3 hours, 50 songs: Hear Miguel Atwood-Ferguson’s ‘love letter’ to jazz

Written by Amy Ta and Danielle Chiriguayo, produced by Bennett Purser

LA native Miguel Atwood-Ferguson’s new album took upwards of 14 years to create. Credit: Hanna Arista.

LA native Miguel Atwood-Ferguson has played on hundreds of contemporary albums as a studio musician. He's led orchestras and composed his own jazz and hip-hop arrangements. He’s now releasing his own debut album, Les Jardins Mystiques Vol. 1., which boasts more than three hours of original compositions. Some musicians helped him create it, which took 14 years, on and off. 

“It's like my love letter to the multiverse, and a way of me repaying a debt of gratitude to all the people that have supported me and inspired me,” he describes the album to KCRW. 

The title is French for “mystical gardens.” He explains, “I like to think of everyone and everything as a garden. Sometimes we're manicured, sometimes we're sprawling and really wild. But we're a work in progress. That's how I like to see it. … I want to try to … encourage or empower some type of appreciation for diversity.”

The Topanga Canyon native grew up in a musical household — his dad is a multi-instrumentalist and his mom was a special education teacher who loved Mozart and opera. They often played tracks from Jimi Hendrix and Motown, plus other genres like folk and European classical. He started playing violin at age 4.  

“It was always around me — this diverse feeling. … Not just the music, but the feeling of inclusivity and a type of curious-ness about life. And how do we make sense of this all?”

Atwood-Ferguson recalls Johann Sebastian Bach being his first love: “My mom told me that at age 5, I told her, ‘I know everything's gonna be okay in my life because I have Bach.’ And then when I was lucky enough to meet my fiancée … we decided to have a child, and she suggested that we name him after J.S. Bach. And so now we are blessed with Sebastian Atwood-Ferguson.” 

Atwood-Ferguson’s music, including his song “Ano Yo,” has a Japanese influence. The jazz musician is a practicing Buddhist, and he says the faith has been his entryway into the Eastern world. 

“All my music, I think, is just my brand of freedom music. And for me, freedom starts from the individual from within. … It's more of a spiritual, emotional thing, rather than it being a musical style thing.” 

In the harp and electronic-forward “Apotheosis,” Atwood-Ferguson uses the effect of reversing music. The Beatles and Hendrix inspired him. “I had an improvisation on the piano and I really liked it. But then I reversed it and it opened my imagination.

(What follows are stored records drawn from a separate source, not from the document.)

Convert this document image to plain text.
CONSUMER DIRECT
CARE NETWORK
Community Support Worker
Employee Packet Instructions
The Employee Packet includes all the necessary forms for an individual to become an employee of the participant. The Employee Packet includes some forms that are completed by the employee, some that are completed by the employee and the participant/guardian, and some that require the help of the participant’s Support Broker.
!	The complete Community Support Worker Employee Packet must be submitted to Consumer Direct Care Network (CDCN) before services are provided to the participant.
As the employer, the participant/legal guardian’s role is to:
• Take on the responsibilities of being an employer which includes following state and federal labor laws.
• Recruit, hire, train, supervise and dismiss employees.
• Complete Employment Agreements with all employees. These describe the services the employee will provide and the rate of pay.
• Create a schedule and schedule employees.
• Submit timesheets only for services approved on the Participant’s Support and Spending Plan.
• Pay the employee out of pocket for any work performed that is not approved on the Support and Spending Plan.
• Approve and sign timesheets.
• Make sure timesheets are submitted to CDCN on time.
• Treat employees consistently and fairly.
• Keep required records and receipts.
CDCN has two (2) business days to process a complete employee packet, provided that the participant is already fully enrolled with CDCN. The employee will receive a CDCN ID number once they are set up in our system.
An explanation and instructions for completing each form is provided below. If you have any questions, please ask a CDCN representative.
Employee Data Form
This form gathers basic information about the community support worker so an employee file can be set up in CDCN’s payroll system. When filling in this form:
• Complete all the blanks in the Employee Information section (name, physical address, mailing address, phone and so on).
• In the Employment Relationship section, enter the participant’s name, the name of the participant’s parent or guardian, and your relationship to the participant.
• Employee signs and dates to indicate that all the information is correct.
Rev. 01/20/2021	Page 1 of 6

And so after I rehearsed it, I picked the part that I really liked, and then I orchestrated on top of it.”

Atwood-Ferguson’s favorite performance was at the Hollywood Bowl in September. He says the audience was filled with his childhood friends from LA and people he had spent decades working with. However, he says the night was special particularly because of the silence during his rendition of Sam Shepherd’s (aka Floating Points) “Promises.” 

“It's a really sublime piece with just so much tenderness, and spirit, and poeticness. And almost every time I listen to the piece, it makes me cry, actually. And I don't get affected that way by music that often,” he explains. “And in regards to silence … on the record, there's about 71 seconds of complete silence before the coda section. And then at the very end of the piece, there's about 23 seconds of silence. … [Of that] 71 seconds, I think I did around 30 seconds. …  It wasn't like, okay, everyone be prepared, we're gonna have this moment of silence. It's not like it was dedicated to any person, place, or thing. And to my astonishment, for that first chunk of silence, I think almost everyone was quiet, actually.”

He says insects and planes overhead were audible, and the moment didn’t feel awkward. “People were saying that they never experienced something like that at a concert or at the Hollywood Bowl. … It was truly magical.”